Here’s a list compiled of the Top 5 Epic Fails This Gen. Have a look and what was the top 5 biggest disappointments we encountered this Gen. Embrace yourselves gamers, fanboys and fangirls, this list is going for the jugular.
Xbox 360’s RROD
Seven years, that’s how long it has been since Microsoft launched the successor to the original Xbox, the Xbox 360. The Xbox 360 was met with much praise from both critics and consumers alike. It featured a robust online system the likes of which had not been seen on any other home console, amongst other features that would make even the manliest of men salivate. Although the console’s launch was successful, it wouldn’t be long until the fabric that Microsoft had taken care to knit would start to unravel.
Fast forward a few months and you have a problem that spread like wild fire. Left and right, Xbox 360’s were suffering a “general hardware” failure commonly referred to the Red Ring of Dead or RROD for short. The RROD was signified by three flashing lights around the Xbox 360’s power button. This problem rendered your shiny new console useless. It wasn’t long before temporary fixes started springing up on the internet, while some of these fixes guaranteed a working, stable console, others only sprung a temporary spark of life into what was a doomed system.
In a statement to Microsoft back in 2006, EA games reported that between 30-50% of their consoles were failing. Naturally, Microsoft denied these claims. It wasn’t until the problem escalted that Microsoft finally acknowledged the fault.
On July 5, 2007 Microsoft finally acknowledged the RROD and infamous 50% failure rate through an open letter. In this letter, Microsoft announced that they would be extending Xbox 360 warranties worldwide to three years. Since then, the standard warranty for the Xbox 360 has remained at three years just in case something were to happen again.
Microsoft’s initial handling of the overall situation was admitedly poor. They shouldn’t have rushed the console just to be the first on the market. While many consumer have remained loyal to the Xbox 360, and rightfully so, it does have an excellent list of exclusives as well as probably the best online infrastructure to date. However others have jumped ship. Microsoft’s attempt to entice some users to stay with their device was, for the most part, succesful. Sales for the console are still climbing, at CES 2012 they reported that 66 million units have been sold worldwide. Now while this is good and I’m happy that Microsoft has found solid ground within the gaming industry, you have to wonder something. How many of those 66 million units are unique? I’ll leave that for you to ponder as we look at a more recent failure by Microsoft.
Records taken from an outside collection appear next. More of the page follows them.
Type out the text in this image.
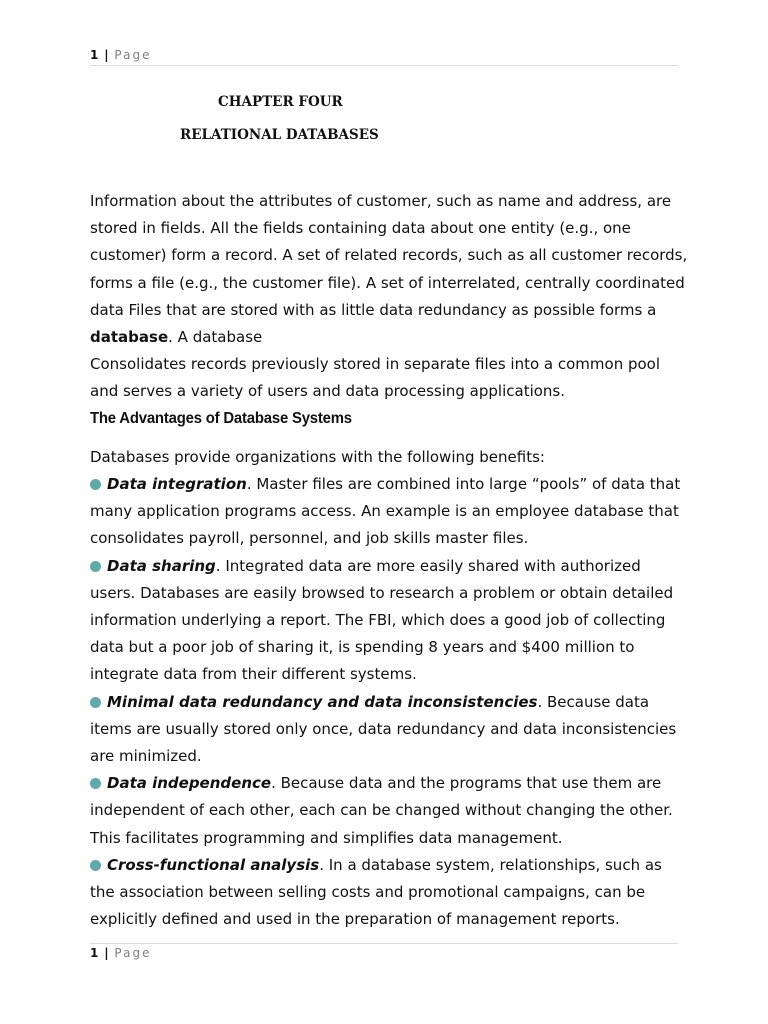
1 | Page
CHAPTER FOUR
RELATIONAL DATABASES

Information about the attributes of customer, such as name and address, are stored in fields. All the fields containing data about one entity (e.g., one customer) form a record. A set of related records, such as all customer records, forms a file (e.g., the customer file). A set of interrelated, centrally coordinated data Files that are stored with as little data redundancy as possible forms a database. A database
Consolidates records previously stored in separate files into a common pool and serves a variety of users and data processing applications.

The Advantages of Database Systems

Databases provide organizations with the following benefits:

Data integration. Master files are combined into large “pools” of data that many application programs access. An example is an employee database that consolidates payroll, personnel, and job skills master files.
Data sharing. Integrated data are more easily shared with authorized users. Databases are easily browsed to research a problem or obtain detailed information underlying a report. The FBI, which does a good job of collecting data but a poor job of sharing it, is spending 8 years and $400 million to integrate data from their different systems.
Minimal data redundancy and data inconsistencies. Because data items are usually stored only once, data redundancy and data inconsistencies are minimized.
Data independence. Because data and the programs that use them are independent of each other, each can be changed without changing the other. This facilitates programming and simplifies data management.
Cross-functional analysis. In a database system, relationships, such as the association between selling costs and promotional campaigns, can be explicitly defined and used in the preparation of management reports.
1 | Page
Microsoft’s E3 2011 Press Conference
Ah the E3, a precursor to Christmas for gamers around the world. The time when the big three, along with many developers, show the world what they have in store for the gaming world for the coming months, or even years. E3 2011 is surely an E3 that will go down in history: Nintendo debuted the Wii U, Sony formally announce the name of their next generation portable device (the Vita) and Microsoft had Halo 4 and Kinect. Yay?
Depending on whom you ask, Microsoft’s E3 was either a hit, or a miss. For me, it was a miss for the most part. The Press Conference hardly addressed the core gamer. The main focus of the conference was upon Microsoft’s new motion sensing peripheral, Kinect. Microsoft effectively alienated their core fans while also introducing soccer moms, children, and eveyone inbetween to this new device. Some of the highlights of the Kinect Conference were:
- Sesame Street Kinect
- Kinect Disneyland Adventures
- Microsoft’s Partnership with TV networks to bring Live TV to the Xbox 360.
- HALO 4, 5 and 6
Ah, yes, the HD-DVD. I’m sure we all remember the “format war” between Blu-Ray and HD-DVD. Shortly following the launch of the 360, HDTV’s started taking off, and with that, a new medium had to be introduced so consumer would be able to take advantage of their new 1080p television. Microsoft saw this, but more importantly, they saw that Sony’s PlayStation 3 would ship with an internal Blu-Ray drive which aimed to catapult Blu-Rays to the top of the format war. In early 2006, Microsoft announced that their new console, the Xbox 360, would be receiving an “optional” external HD-DVD drive that would allow consumers to play HD-DVD’s on through their Xbox 360s.For months, Sony and Microsoft went head-to-head, each company trying to knock the other out of the format war. Knocking Blu-Ray out of the picture would effectively cripple the PlayStation 3 since it’s main medium was Blu-Ray itself. In the end, the HD-DVD proved to be a failure; it fell, and with it, so did the HD-DVD drive for the Xbox 360.Microsoft should’ve included HD-DVDin their XBox 360 from the get-go. Doing that would’ve ensured the HD-DVD a victory given that the Xbox 360 had a head start on it’s competitor, the PS3. With it’s steep retail price, the PS3 would have been playing catch up before it left the assembly lines.